Stored Credential
What Is a Stored Credential? Definition and How It Works
Definition
A stored credential is a payment instrument, card number, network token, or wallet reference, saved by a merchant or payment provider with the cardholder's explicit consent for use in future merchant-initiated transactions, subject to card scheme rules on setup, usage, and data handling.
How it works
A stored credential is created during a Customer-Initiated Transaction (CIT) where the cardholder explicitly agrees to have their payment details retained for future charges. The credential may be a raw Primary Account Number (PAN), a gateway token, or a network token (preferred, as network tokens update automatically on card reissue). From the cardholder's perspective, stored credentials power one-click checkout, subscriptions, and saved payment methods in their account.
Card scheme rules place specific obligations on merchants using stored credentials. At the point of storage the merchant must obtain explicit cardholder consent, disclose how the credential will be used (recurring, instalment, or on-demand charging), and store a reference to the original authorisation (the Stored Credential Framework transaction identifier). This reference must be included in all subsequent Merchant-Initiated Transactions (MITs) using that credential.

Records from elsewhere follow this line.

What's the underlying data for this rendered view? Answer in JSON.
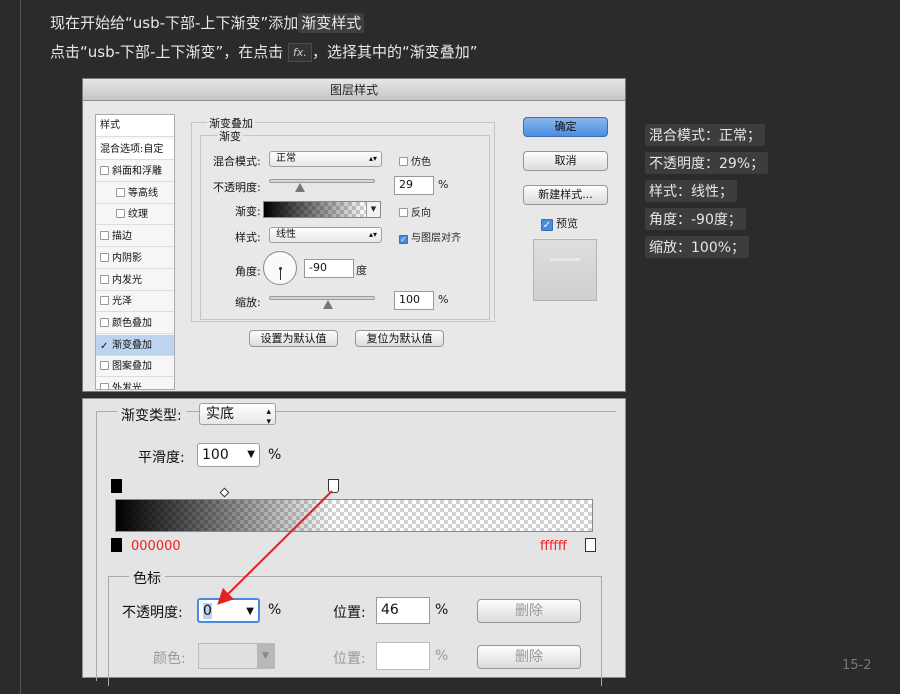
{
  "instructions": {
    "line1_a": "现在开始给“usb-下部-上下渐变”添加",
    "line1_b": "渐变样式",
    "line2_a": "点击“usb-下部-上下渐变”，在点击",
    "line2_fx": "fx.",
    "line2_b": "，选择其中的“渐变叠加”"
  },
  "notes": [
    "混合模式：正常；",
    "不透明度：29%；",
    "样式：线性；",
    "角度：-90度；",
    "缩放：100%；"
  ],
  "page_number": "15-2",
  "dialog": {
    "title": "图层样式",
    "sidebar": {
      "header": "样式",
      "blend_options": "混合选项:自定",
      "items": [
        "斜面和浮雕",
        "等高线",
        "纹理",
        "描边",
        "内阴影",
        "内发光",
        "光泽",
        "颜色叠加",
        "渐变叠加",
        "图案叠加",
        "外发光"
      ],
      "active_index": 8
    },
    "section_title": "渐变叠加",
    "group_title": "渐变",
    "blend_label": "混合模式:",
    "blend_value": "正常",
    "dither_label": "仿色",
    "opacity_label": "不透明度:",
    "opacity_value": "29",
    "opacity_unit": "%",
    "opacity_level": 0.29,
    "gradient_label": "渐变:",
    "reverse_label": "反向",
    "style_label": "样式:",
    "style_value": "线性",
    "align_label": "与图层对齐",
    "angle_label": "角度:",
    "angle_value": "-90",
    "angle_unit": "度",
    "scale_label": "缩放:",
    "scale_value": "100",
    "scale_unit": "%",
    "scale_level": 0.5,
    "set_default": "设置为默认值",
    "reset_default": "复位为默认值",
    "ok": "确定",
    "cancel": "取消",
    "new_style": "新建样式...",
    "preview": "预览"
  },
  "editor": {
    "type_label": "渐变类型:",
    "type_value": "实底",
    "smooth_label": "平滑度:",
    "smooth_value": "100",
    "smooth_unit": "%",
    "left_color": "000000",
    "right_color": "ffffff",
    "color_stop_title": "色标",
    "opacity_label": "不透明度:",
    "opacity_value": "0",
    "opacity_unit": "%",
    "location_label": "位置:",
    "location_value": "46",
    "location_unit": "%",
    "delete_label": "删除",
    "color_label": "颜色:",
    "location2_label": "位置:",
    "location2_unit": "%",
    "delete2_label": "删除",
    "colors": {
      "annotation": "#e22222",
      "highlight": "#2a6fd8"
    }
  }
}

Stored credentials must be maintained securely. PAN storage requires PCI DSS Level 1 compliance. Network tokens (issued by the card scheme via the card scheme's tokenisation service) are the preferred alternative: they replace the PAN with a scheme-issued token that remains valid even if the underlying card is replaced or reissued, and they can be updated automatically via the account updater service without the cardholder needing to re-enter details.

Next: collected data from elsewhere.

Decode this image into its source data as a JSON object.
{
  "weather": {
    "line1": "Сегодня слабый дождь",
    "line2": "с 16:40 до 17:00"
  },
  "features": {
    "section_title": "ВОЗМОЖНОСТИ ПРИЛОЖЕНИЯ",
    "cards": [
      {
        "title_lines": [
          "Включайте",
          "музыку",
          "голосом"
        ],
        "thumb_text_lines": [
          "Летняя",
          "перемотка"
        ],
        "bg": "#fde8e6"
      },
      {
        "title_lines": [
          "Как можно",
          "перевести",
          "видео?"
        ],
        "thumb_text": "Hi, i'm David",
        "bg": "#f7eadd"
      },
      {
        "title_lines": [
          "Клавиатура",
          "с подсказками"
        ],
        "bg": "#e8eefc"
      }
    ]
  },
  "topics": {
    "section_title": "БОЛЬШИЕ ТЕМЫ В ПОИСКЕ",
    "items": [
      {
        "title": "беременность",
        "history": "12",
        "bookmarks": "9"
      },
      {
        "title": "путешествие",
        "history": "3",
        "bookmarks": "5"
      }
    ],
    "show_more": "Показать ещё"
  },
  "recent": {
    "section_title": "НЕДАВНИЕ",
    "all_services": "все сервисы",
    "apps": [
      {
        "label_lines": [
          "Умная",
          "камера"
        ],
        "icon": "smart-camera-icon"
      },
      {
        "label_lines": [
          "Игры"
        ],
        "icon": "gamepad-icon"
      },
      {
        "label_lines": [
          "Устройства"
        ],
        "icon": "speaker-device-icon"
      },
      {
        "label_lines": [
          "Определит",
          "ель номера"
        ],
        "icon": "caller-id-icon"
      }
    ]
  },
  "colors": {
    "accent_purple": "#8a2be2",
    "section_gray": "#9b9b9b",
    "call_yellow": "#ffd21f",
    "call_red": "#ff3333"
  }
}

Stored credentials become invalid in several situations: the cardholder cancels the agreement, the underlying card expires and no account updater is in place, the issuer declines the credential and marks it as not to be retried, or the merchant's PCI certification lapses. Merchants must have processes to identify and remove invalid stored credentials and to handle re-authorisation with the cardholder when credentials are invalidated.
Why it matters
Network-tokenised stored credentials update automatically on card reissue, reducing involuntary churn from expired card declines, a significant revenue retention mechanism for subscription businesses. Storing raw PANs requires full PCI DSS compliance; network tokens eliminate PAN storage and the associated compliance overhead. Stored credential agreements must be documented at the CIT stage; missing consent documentation is the primary vulnerability in a cardholder dispute over an MIT charge. Without account updater, stored PANs become invalid when the physical card is replaced; the associated decline rate on subscription renewals can be 5-15% for mature card-on-file portfolios. Invalid or unused stored credentials represent both a compliance risk and a data liability; merchants should implement credential expiry and periodic cardholder re-confirmation processes.
With PXP
PXP stores payment credentials as network tokens through its Token Vault by default, eliminating PAN storage and providing automatic credential refresh to maintain stored card relationships. PXP's stored credential management handles the scheme data requirements for MIT transaction flows including original transaction references.
Frequently asked questions
What is the difference between a gateway token and a network token for stored credentials?
A gateway token is issued by the payment provider or gateway to represent a card within their system, it only works with that specific provider. A network token is issued by the card scheme (Visa or Mastercard) and is portable: it represents the card at the scheme level, remains valid across card renewals, and can be used with any acquirer that supports network tokenisation. Network tokens are the preferred stored credential format because they update automatically on reissue and qualify for lower interchange rates in some categories.
How long can a merchant retain a stored credential?
Card scheme rules do not specify a maximum retention period, but stored credentials must be maintained only as long as the cardholder's consent remains valid, i.e., as long as the billing relationship or saved card agreement is active. When a subscription is cancelled, the stored credential agreement is terminated and the credential should be invalidated. Merchants should also implement inactivity expiry: credentials not used for 12-18 months should be purged or require cardholder re-confirmation, reducing both compliance risk and data exposure.
What happens if a cardholder disputes a charge made against a stored credential?
If a cardholder claims they did not authorise an MIT charge against a stored credential, the merchant must provide: the original CIT consent record showing the cardholder agreed to stored credential use; the disclosure of billing terms at the time of consent; the transaction history showing prior MIT charges; and any notifications sent to the cardholder before the disputed charge. Strong consent documentation at setup is the primary defence. Chargebacks for stored credential MITs are often upheld if the merchant cannot demonstrate clear consent at the initial CIT.
Can stored credentials be transferred between payment providers?
Transferring stored credentials when switching payment providers depends on the credential type. Raw PANs can be transferred via a PCI-compliant migration process between providers. Gateway tokens are provider-specific and cannot be transferred, migration requires re-tokenisation or cardholder re-authorisation. Network tokens can be migrated between acquirers that support the same scheme tokenisation framework without requiring cardholder re-entry. Merchants planning a payment provider migration should assess their stored credential type and migration complexity before committing to a new provider.